X tem no seu bicho o mais fiel dos cãopanheiros. Leva-o para todo o lado em grandes passeatas a pé ou de carro. Ensinou-o a detestar má música (porque a há) e a adorar a boa (porque é a que gosta). Ensinou-o a parar numa passadeira e a não comer nada do chão. Não o ensinou a dar a pata.
Leu-lhe uns quantos livros em voz alta e faz figuras ridículas com os headphones na cabeça. O bicho gosta. Num destes dias, X chegou a casa. O bicho estava a agonizar pelo jardim. X decidiu abrir o porta-bagagens e deixá-lo ir à vida, enquanto arrumava a stationwagon num lugar de smart.

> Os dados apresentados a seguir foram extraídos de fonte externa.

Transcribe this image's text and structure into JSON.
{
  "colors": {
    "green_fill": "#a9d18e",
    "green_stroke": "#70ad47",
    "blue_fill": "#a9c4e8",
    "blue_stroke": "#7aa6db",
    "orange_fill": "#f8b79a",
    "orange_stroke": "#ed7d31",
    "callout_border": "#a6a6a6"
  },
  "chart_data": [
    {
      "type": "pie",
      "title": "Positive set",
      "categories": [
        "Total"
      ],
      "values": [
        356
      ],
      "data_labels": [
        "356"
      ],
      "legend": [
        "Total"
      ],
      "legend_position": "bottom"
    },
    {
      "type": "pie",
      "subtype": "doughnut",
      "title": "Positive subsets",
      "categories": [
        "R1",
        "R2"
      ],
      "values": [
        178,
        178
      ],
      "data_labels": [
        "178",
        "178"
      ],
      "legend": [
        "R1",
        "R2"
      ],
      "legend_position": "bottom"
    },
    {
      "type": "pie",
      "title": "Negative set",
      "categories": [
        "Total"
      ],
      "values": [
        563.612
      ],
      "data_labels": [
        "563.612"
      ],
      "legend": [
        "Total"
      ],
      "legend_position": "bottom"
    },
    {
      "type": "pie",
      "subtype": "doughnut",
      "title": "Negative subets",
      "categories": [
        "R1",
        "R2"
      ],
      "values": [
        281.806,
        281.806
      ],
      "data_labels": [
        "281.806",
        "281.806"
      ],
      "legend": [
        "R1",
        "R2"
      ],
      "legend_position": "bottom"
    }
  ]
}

As manobras sucediam-se para a frente e para trás. X começava a ficar preocupado pela soltura endiabrada do bicho. De repente ouviu um crack. Pensou num toque de pára-choques. Fez novamente a manobra e o crack repetiu-se. Seguiu-se um longo e aflitivo ganido. X fechou os olhos antes de saltar do carro. Entre a roda e o passeio estava o bicho, meio desfeito sob o peso do carro. X gritou e agachou-se, agarrando-o fortemente. O bicho ganiu baixinho, fez um último esforço para lamber o dono e, pelo que parece, ainda sorriu.